Verwaltungsgericht Osnabrück fällt erste Urteile über Asylverfahren betreffend Afghanistan in 2022.

Im Oktober 2021 haben wir in der ersten Ausgabe des „Fokus Migrationsrecht“ unter anderem über die Entwicklung in Afghanistan berichtet. Das Land kommt auch nach der Machtübernahme im August 2021 nicht zur Ruhe. Während die Taliban ihre Macht festigen, schwinden die Rechte der Menschen, gerade von Frauen, beständig. Zudem kommen Streitigkeiten unter den radikalen Islamisten auf: Der immer wieder mit den Taliban um die Vorherrschaft ringende sogenannte „Islamische Staat“ (IS bzw. DAESH) will sich in Afghanistan ebenfalls eine neue Basis schaffen und den eigenen Einfluss ausbauen. Die Folge des Machtkampfes sind schreckliche Anschläge auf Moscheen in Masar-i-Sharif und in Kabul und nördlich von Kundus sowie eine Schule in der Hauptstadt allein in den letzten Tagen mit über 60 Toten und zahlreichen Verletzten.

Denoch vermag das Bundesamt für Migration und Flüchtlinge (BAMF) diese neue Sachlage bis heute kaum abschließend zu bewerten und in entsprechende neue Entscheidungen umzusetzen. Auch die Verwaltungsgerichte haben zunächst die unübersichtliche Lage in Afghanistan zum Anlass genommen, laufende Verfahren nicht zu entscheiden.

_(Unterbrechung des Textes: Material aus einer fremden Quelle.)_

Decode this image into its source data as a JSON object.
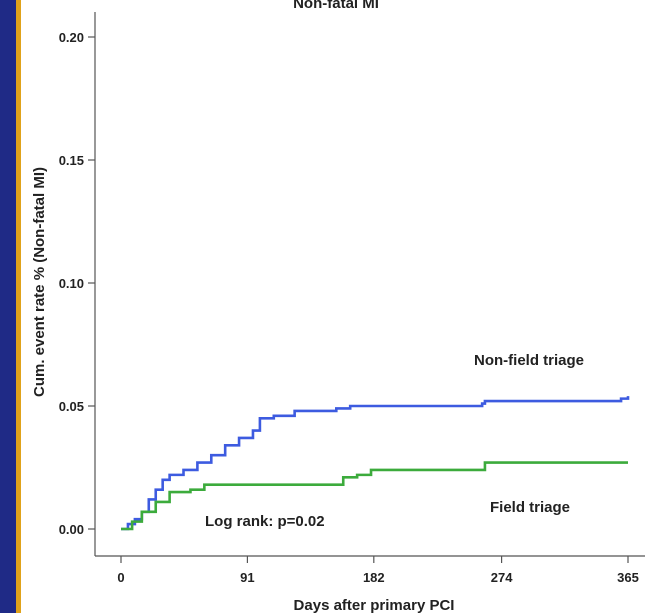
{
  "chart_data": {
    "type": "line",
    "title": "Non-fatal MI",
    "xlabel": "Days after primary PCI",
    "ylabel": "Cum. event rate % (Non-fatal MI)",
    "xlim": [
      0,
      365
    ],
    "ylim": [
      0,
      0.2
    ],
    "x_ticks": [
      "0",
      "91",
      "182",
      "274",
      "365"
    ],
    "y_ticks": [
      "0.00",
      "0.05",
      "0.10",
      "0.15",
      "0.20"
    ],
    "series": [
      {
        "name": "Non-field triage",
        "color": "#3d5be0",
        "points": [
          [
            0,
            0.0
          ],
          [
            5,
            0.002
          ],
          [
            10,
            0.004
          ],
          [
            15,
            0.007
          ],
          [
            20,
            0.012
          ],
          [
            25,
            0.016
          ],
          [
            30,
            0.02
          ],
          [
            35,
            0.022
          ],
          [
            45,
            0.024
          ],
          [
            55,
            0.027
          ],
          [
            65,
            0.03
          ],
          [
            75,
            0.034
          ],
          [
            85,
            0.037
          ],
          [
            95,
            0.04
          ],
          [
            100,
            0.045
          ],
          [
            110,
            0.046
          ],
          [
            125,
            0.048
          ],
          [
            155,
            0.049
          ],
          [
            165,
            0.05
          ],
          [
            230,
            0.05
          ],
          [
            260,
            0.051
          ],
          [
            262,
            0.052
          ],
          [
            360,
            0.053
          ],
          [
            365,
            0.054
          ]
        ]
      },
      {
        "name": "Field triage",
        "color": "#3cab3c",
        "points": [
          [
            0,
            0.0
          ],
          [
            8,
            0.003
          ],
          [
            15,
            0.007
          ],
          [
            25,
            0.011
          ],
          [
            35,
            0.015
          ],
          [
            50,
            0.016
          ],
          [
            60,
            0.018
          ],
          [
            155,
            0.018
          ],
          [
            160,
            0.021
          ],
          [
            170,
            0.022
          ],
          [
            180,
            0.024
          ],
          [
            255,
            0.024
          ],
          [
            262,
            0.027
          ],
          [
            365,
            0.027
          ]
        ]
      }
    ],
    "annotations": [
      "Log rank: p=0.02"
    ]
  },
  "colors": {
    "background_frame": "#2a2f8c",
    "stripe": "#e0a21a",
    "panel": "#ffffff"
  }
}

Inzwischen hat sich aber auch das Verwaltungsgericht Osnabrück erstmals nach der Machtübernahme durch die Taliban in mehreren Entscheidungen nach mündlichen Verhandlungen am Montag, 25.4.2022, geäußert und damit seine grundsätzliche Haltung zu diesem Thema öffentlich gemacht.

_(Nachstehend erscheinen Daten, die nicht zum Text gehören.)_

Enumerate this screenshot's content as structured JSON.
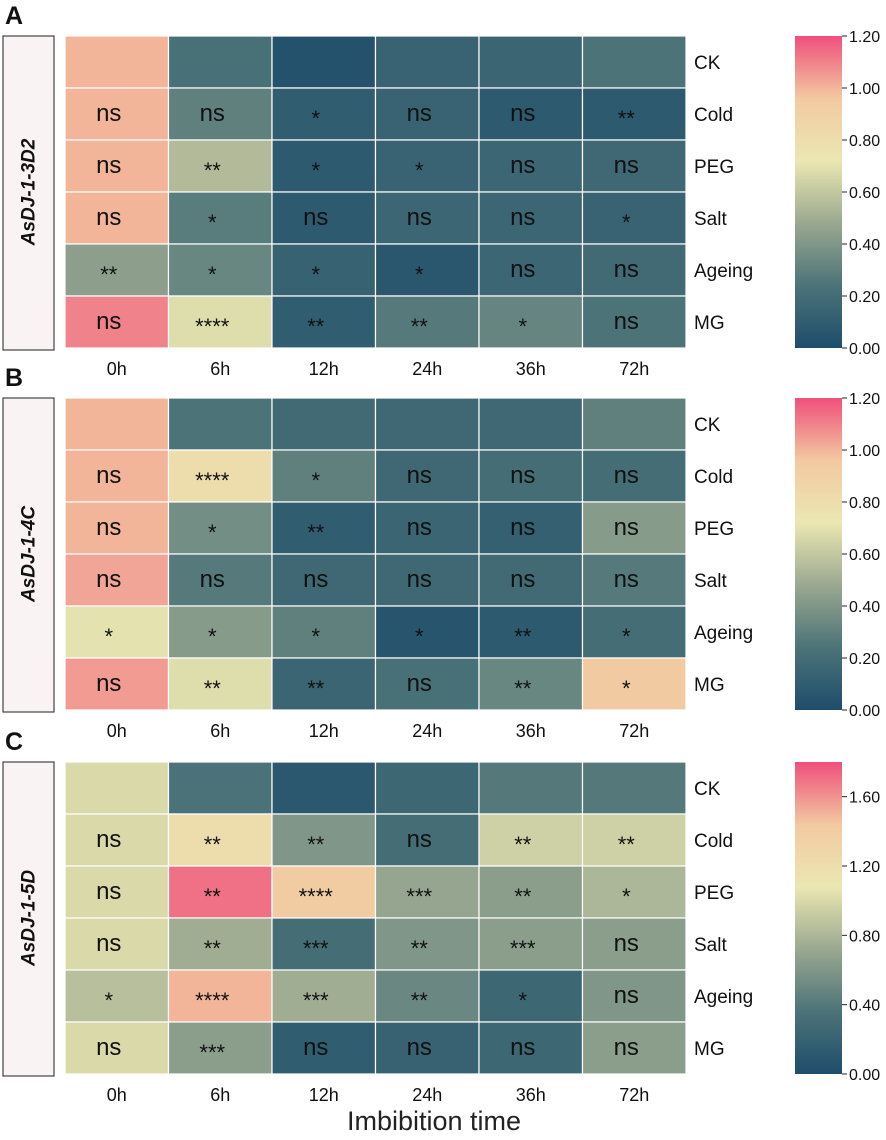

In einem von Rechtsanwalt Burkhard Wulftange geführten Klageverfahren gegen eine ablehnende Entscheidung des Bundesamtes für Migration und Flüchtlinge hat das Verwaltungsgericht Osnabrück für einen erwachsenen Mann aus Afghanistan nun Abschiebungsverbote festgestellt. In einem durch Rechtsanwalt Henning J. Bahr geführten Verfahren um einen sogenannten Asylfolgeantrag (also nach einem zuvor bereits negativ ausgegangenen Verfahren) aus dem Jahr 2020 hatte das BAMF eine erneute Prüfung vollständig abgelehnt. Diesen Bescheid hat das Gericht aufgehoben und die Angelegenheit damit an die Behörde zurückgegeben. Es hat festgehalten, dass die veränderte Lage eine vollständige Neubewertung dessen, was der Kläger vorträgt, erforderlich ist.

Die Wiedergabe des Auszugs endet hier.